Must the topological boundary of an embedded manifold be a set of Lebesgue measure zero? Why is this question closed?

Question

Let $X\subset\mathbb{R}^n$ be a bounded connected $\mathcal{C}^1$ embedded k dimensional manifold (k<n ); i.e., for each x∈X , there exists an open (in the subspace topology) neighborhood $U_x$ of x which is diffeomorphic to the unit open ball in $\mathbb{R}^k$ . Must the topological boundary ∂X of X be a set (possibly empty, of course) of Lebesgue measure zero in $\mathbb{R}^n$? Equivalently, must cl(X) be a set of Lebesgue measure zero? If so, how does one prove it?

Answer 1

To convert my comments to an answer:

1. Start with an Osgood curve $J\subset {\mathbb C}$. (An Osgood curve is a Jordan curve in the plane that has positive 2d Lebesgue measure.) By the Jordan-Schoenflies theorem, $J$ bounds an open topological disk $U\subset {\mathbb C}$.

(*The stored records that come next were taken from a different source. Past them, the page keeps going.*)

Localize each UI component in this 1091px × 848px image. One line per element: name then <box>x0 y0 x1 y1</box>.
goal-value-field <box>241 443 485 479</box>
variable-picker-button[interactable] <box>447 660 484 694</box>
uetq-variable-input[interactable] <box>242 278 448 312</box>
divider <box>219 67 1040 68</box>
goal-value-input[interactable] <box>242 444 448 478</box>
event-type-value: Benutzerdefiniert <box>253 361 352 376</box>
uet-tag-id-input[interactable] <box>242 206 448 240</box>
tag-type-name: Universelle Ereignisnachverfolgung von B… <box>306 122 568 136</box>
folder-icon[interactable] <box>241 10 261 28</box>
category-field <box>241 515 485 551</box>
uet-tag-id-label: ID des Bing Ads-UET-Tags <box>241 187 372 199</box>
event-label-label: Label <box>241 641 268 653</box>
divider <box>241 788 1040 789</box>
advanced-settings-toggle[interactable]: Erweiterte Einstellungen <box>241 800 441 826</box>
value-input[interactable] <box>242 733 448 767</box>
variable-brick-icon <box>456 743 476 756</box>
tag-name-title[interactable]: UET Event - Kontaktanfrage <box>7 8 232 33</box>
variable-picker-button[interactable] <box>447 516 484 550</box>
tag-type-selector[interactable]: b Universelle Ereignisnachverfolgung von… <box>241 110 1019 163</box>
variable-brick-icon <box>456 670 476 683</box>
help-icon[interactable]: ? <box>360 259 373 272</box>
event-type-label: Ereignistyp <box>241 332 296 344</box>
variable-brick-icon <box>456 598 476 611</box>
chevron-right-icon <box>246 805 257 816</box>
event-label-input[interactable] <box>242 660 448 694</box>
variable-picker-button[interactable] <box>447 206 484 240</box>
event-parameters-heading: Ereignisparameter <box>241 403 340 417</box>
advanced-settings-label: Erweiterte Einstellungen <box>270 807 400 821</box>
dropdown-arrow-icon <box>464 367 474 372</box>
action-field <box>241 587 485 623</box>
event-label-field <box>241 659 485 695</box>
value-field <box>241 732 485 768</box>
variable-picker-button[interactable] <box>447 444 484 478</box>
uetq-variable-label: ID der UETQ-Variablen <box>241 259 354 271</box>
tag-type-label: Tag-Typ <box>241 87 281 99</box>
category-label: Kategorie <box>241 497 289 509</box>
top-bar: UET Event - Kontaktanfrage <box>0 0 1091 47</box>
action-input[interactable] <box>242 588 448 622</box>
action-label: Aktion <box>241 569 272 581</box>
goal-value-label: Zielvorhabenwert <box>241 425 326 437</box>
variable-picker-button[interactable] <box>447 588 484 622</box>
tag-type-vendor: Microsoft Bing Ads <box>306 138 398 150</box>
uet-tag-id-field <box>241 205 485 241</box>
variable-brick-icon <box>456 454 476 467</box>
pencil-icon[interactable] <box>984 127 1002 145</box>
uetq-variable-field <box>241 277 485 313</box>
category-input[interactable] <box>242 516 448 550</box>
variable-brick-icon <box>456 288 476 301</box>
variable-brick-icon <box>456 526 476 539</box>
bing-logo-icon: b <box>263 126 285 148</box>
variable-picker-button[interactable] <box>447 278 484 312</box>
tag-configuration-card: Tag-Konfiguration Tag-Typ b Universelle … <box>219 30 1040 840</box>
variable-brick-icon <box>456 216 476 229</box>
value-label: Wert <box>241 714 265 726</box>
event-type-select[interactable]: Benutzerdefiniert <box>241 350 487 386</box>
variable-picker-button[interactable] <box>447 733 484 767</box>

2. Let $D$ be the open unit disk (centered at the origin) in ${\mathbb C}$. Let $f: D\to U$ be a Riemann mapping (a conformal diffeomorphism).

3. By Caratheodory's theorem, $f$ extends to a homeomorphism between the closures of $D$ and $U$.

4. Now, let $S\subset D$ be a $C^\infty$ spiral in $D$, diffeomorphic to ${\mathbb R}$, such that the closure of $S$ consists of the union of $S$ itself, the unit circle $\partial D$ and the center of $D$.

If you want a concrete equation, consider the polar coordinates $(r,\theta)$ in $D$, where $0\le r<1$, $\theta\in {\mathbb R})$. Take the function $$ \sigma: {\mathbb R}\to D, $$ $$ \sigma(\theta)= \left(\frac{2}{\pi}\arctan(\theta) +1, \theta\right). $$ (Here I am using the principal branch of $\arctan$.) Then $S$ is the image of $\sigma$.

5. Lastly, take $M=f(S)\subset U$. Then $M$ is a connected 1-dimensional submanifold of the plane and the "topological boundary" (aka the "frontier") of $M$ contains the Osgood curve $J$. In particular, it has positive 2d Lebesgue measure.